Independence vs Autocorrelation In Section 3.2 of R. S. Tsay, Analysis of Financial Time Series, I read:

The basic idea behind volatility study is that the series {r_t} is either serially uncorrelated or with minor lower order serial correlations, but it is a dependent series.

and a little further:

...it seems that the returns are indeed serially uncorrelated, but dependent.

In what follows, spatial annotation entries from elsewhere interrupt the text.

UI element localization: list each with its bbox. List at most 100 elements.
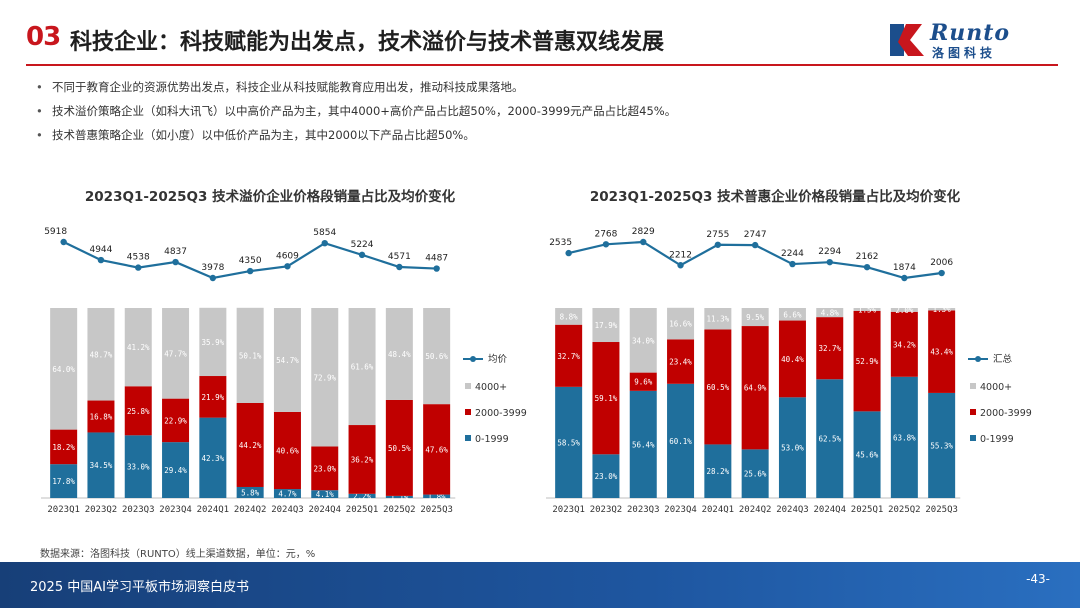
- data-label: 50.1%: [239, 351, 262, 360]
- line-point: [938, 269, 945, 277]
- data-label: 60.1%: [669, 437, 692, 446]
- line-value-label: 2006: [930, 258, 953, 268]
- line-point: [433, 265, 440, 272]
- bar-segment: [555, 324, 583, 387]
- data-label: 40.4%: [781, 355, 804, 364]
- bar-segment: [741, 308, 769, 327]
- line-point: [60, 238, 67, 246]
- line-point: [135, 264, 142, 271]
- legend-swatch: [970, 435, 976, 441]
- line-point: [826, 258, 833, 266]
- line-value-label: 5918: [44, 227, 67, 237]
- page-title: 科技企业：科技赋能为出发点，技术溢价与技术普惠双线发展: [70, 30, 665, 55]
- bar-segment: [555, 308, 583, 325]
- line-value-label: 4571: [388, 252, 411, 262]
- line-value-label: 2244: [781, 249, 804, 259]
- line-value-label: 3978: [201, 263, 224, 273]
- legend-label: 2000-3999: [475, 408, 527, 419]
- data-label: 54.7%: [276, 356, 299, 365]
- tick-label: 2023Q2: [590, 505, 623, 515]
- legend-label: 0-1999: [475, 434, 509, 445]
- tick-label: 2023Q4: [664, 505, 697, 515]
- bar-segment: [853, 310, 881, 412]
- source-note: 数据来源：洛图科技（RUNTO）线上渠道数据，单位：元，%: [40, 549, 316, 560]
- data-label: 47.6%: [425, 445, 448, 454]
- line-value-label: 2535: [549, 238, 572, 248]
- line-value-label: 5224: [351, 240, 374, 250]
- tick-label: 2025Q3: [925, 505, 958, 515]
- legend-label: 汇总: [993, 353, 1013, 365]
- bar-segment: [629, 390, 657, 498]
- bar-segment: [273, 308, 301, 412]
- line-point: [677, 262, 684, 269]
- bar-segment: [778, 397, 806, 498]
- bar-segment: [704, 329, 732, 445]
- data-label: 48.7%: [90, 350, 113, 359]
- line-value-label: 4538: [127, 253, 150, 263]
- bar-segment: [311, 490, 339, 498]
- bar-segment: [348, 308, 376, 426]
- tick-label: 2024Q1: [702, 505, 735, 515]
- tick-label: 2025Q1: [346, 505, 379, 515]
- tick-label: 2023Q2: [85, 505, 118, 515]
- logo-text-cn: 洛图科技: [932, 46, 997, 60]
- bar-segment: [124, 308, 152, 387]
- bullet-list: • 不同于教育企业的资源优势出发点，科技企业从科技赋能教育应用出发，推动科技成果落…: [36, 78, 676, 150]
- data-label: 2.2%: [353, 492, 372, 501]
- line-point: [565, 249, 572, 257]
- legend-line-marker: [975, 356, 981, 362]
- bar-segment: [778, 308, 806, 321]
- bar-segment: [385, 308, 413, 400]
- data-label: 25.6%: [744, 470, 767, 479]
- tick-label: 2025Q2: [383, 505, 416, 515]
- chart-title-premium: 2023Q1-2025Q3 技术溢价企业价格段销量占比及均价变化: [84, 189, 456, 205]
- legend-swatch: [970, 409, 976, 415]
- bar-segment: [423, 404, 451, 495]
- data-label: 16.8%: [90, 412, 113, 421]
- data-label: 50.5%: [388, 444, 411, 453]
- data-label: 1.5%: [858, 305, 877, 314]
- tick-label: 2023Q1: [47, 505, 80, 515]
- tick-label: 2024Q2: [234, 505, 267, 515]
- footer-title: 2025 中国AI学习平板市场洞察白皮书: [30, 580, 249, 595]
- bar-segment: [667, 383, 695, 498]
- data-label: 41.2%: [127, 343, 150, 352]
- bar-segment: [741, 326, 769, 450]
- data-label: 34.5%: [90, 461, 113, 470]
- line-point: [602, 241, 610, 248]
- data-label: 1.3%: [933, 305, 952, 314]
- data-label: 29.4%: [164, 466, 187, 475]
- bar-segment: [124, 386, 152, 436]
- tick-label: 2025Q1: [851, 505, 884, 515]
- bar-segment: [629, 372, 657, 391]
- line-point: [321, 239, 328, 247]
- bullet-item: • 技术普惠策略企业（如小度）以中低价产品为主，其中2000以下产品占比超50%。: [36, 128, 475, 142]
- logo: Runto 洛图科技: [888, 20, 1048, 60]
- bar-segment: [87, 432, 115, 498]
- bullet-text: 技术溢价策略企业（如科大讯飞）以中高价产品为主，其中4000+高价产品占比超50…: [52, 104, 677, 118]
- data-label: 43.4%: [930, 348, 953, 357]
- line-point: [97, 256, 105, 264]
- bar-segment: [555, 386, 583, 498]
- tick-label: 2023Q4: [159, 505, 192, 515]
- data-label: 32.7%: [818, 344, 841, 353]
- data-label: 9.6%: [634, 378, 653, 387]
- data-label: 33.0%: [127, 463, 150, 472]
- bar-segment: [199, 417, 227, 498]
- line-point: [714, 241, 722, 248]
- data-label: 53.0%: [781, 444, 804, 453]
- data-label: 52.9%: [856, 357, 879, 366]
- line-point: [789, 260, 796, 268]
- data-label: 23.4%: [669, 358, 692, 367]
- data-label: 34.2%: [893, 340, 916, 349]
- bar-segment: [162, 308, 190, 399]
- line-value-label: 2747: [744, 230, 767, 240]
- bullet-text: 技术普惠策略企业（如小度）以中低价产品为主，其中2000以下产品占比超50%。: [52, 128, 475, 142]
- data-label: 4.1%: [316, 490, 335, 499]
- bar-segment: [741, 449, 769, 498]
- tick-label: 2024Q4: [813, 505, 846, 515]
- bar-segment: [162, 398, 190, 443]
- bar-segment: [853, 411, 881, 498]
- bar-segment: [423, 308, 451, 405]
- bullet-item: • 不同于教育企业的资源优势出发点，科技企业从科技赋能教育应用出发，推动科技成果落…: [36, 80, 524, 94]
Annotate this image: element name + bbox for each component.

I'm very confused by these statements, because I thought that serial correlation (autocorrelation) and dependence were basically the same thing. Here, for instance, the coin tossing game is given as an example of independence, as a series where each throw has no memory of the previous throws. Therefore, it seems to me that instead a not independent variable should be serially correlated.
Can you give me an example of a time series that is not serially correlated but dependent, and another one that is serially correlated but independent? Is that possible?
Or perhaps am I wrongly assuming that causation implies correlation?
 A: Just elaborating on Matthew Gunn answer, we have that, due to the independence of the various components, 
$$E[x_tx_{t-1}] = E[z_t\sigma_tz_{t-1}\sigma_{t-1}] = E(z_t)E(z_{t-1})E(\sigma_t\sigma_{t-1})$$
$$=0\cdot0\cdot E(\sigma_t\sigma_{t-1}) = 0$$
Since the $X$-process has zero mean, the above implies that there is no autocorrelation.  
But 
$$E[x_t^2x_{t-1}^2] = E[z_t^2\sigma_t^2z_{t-1}^2\sigma_{t-1}^2] = E(z_t^2)E(z_{t-1}^2)E(\sigma_t^2\sigma_{t-1}^2)$$
$$=1\cdot 1 \cdot E(\sigma_t^2\sigma_{t-1}^2) = E(\sigma_t^2\sigma_{t-1}^2)$$
while
$$E[x_t^2]\cdot E[x_{t-1}^2] = ...=E(\sigma_t^2)\cdot E(\sigma_{t-1}^2)$$
Because the sigmas are autocorrelated, if one carries out the multiplications, one will find that
$$E[x_t^2x_{t-1}^2] \neq E[x_t^2]\cdot E[x_{t-1}^2]$$
which shows that there exists higher-order dependence in the $X$-process.
A: A simple, autocorrelated volatility structure can generate this pattern.


*

*Let $z_t$ be IID draws where $z_t \sim \mathcal{N}(0, 1)$

*Let's say $\sigma_t$ follows the AR(1) process $\sigma_t = b\sigma_{t-1} + \epsilon_t$ where $0 < b < 1$ and $\epsilon_t$ are IID $\mathcal{N}(0, s^2)$.

*Then define $x_t = z_t \sigma_t$. (This gives $x_t$ a conditional volatility of $\sigma_t$ in period $t$.)


We have that $x_t$ and $x_{t-1}$ are uncorrelated, but clearly they are dependent.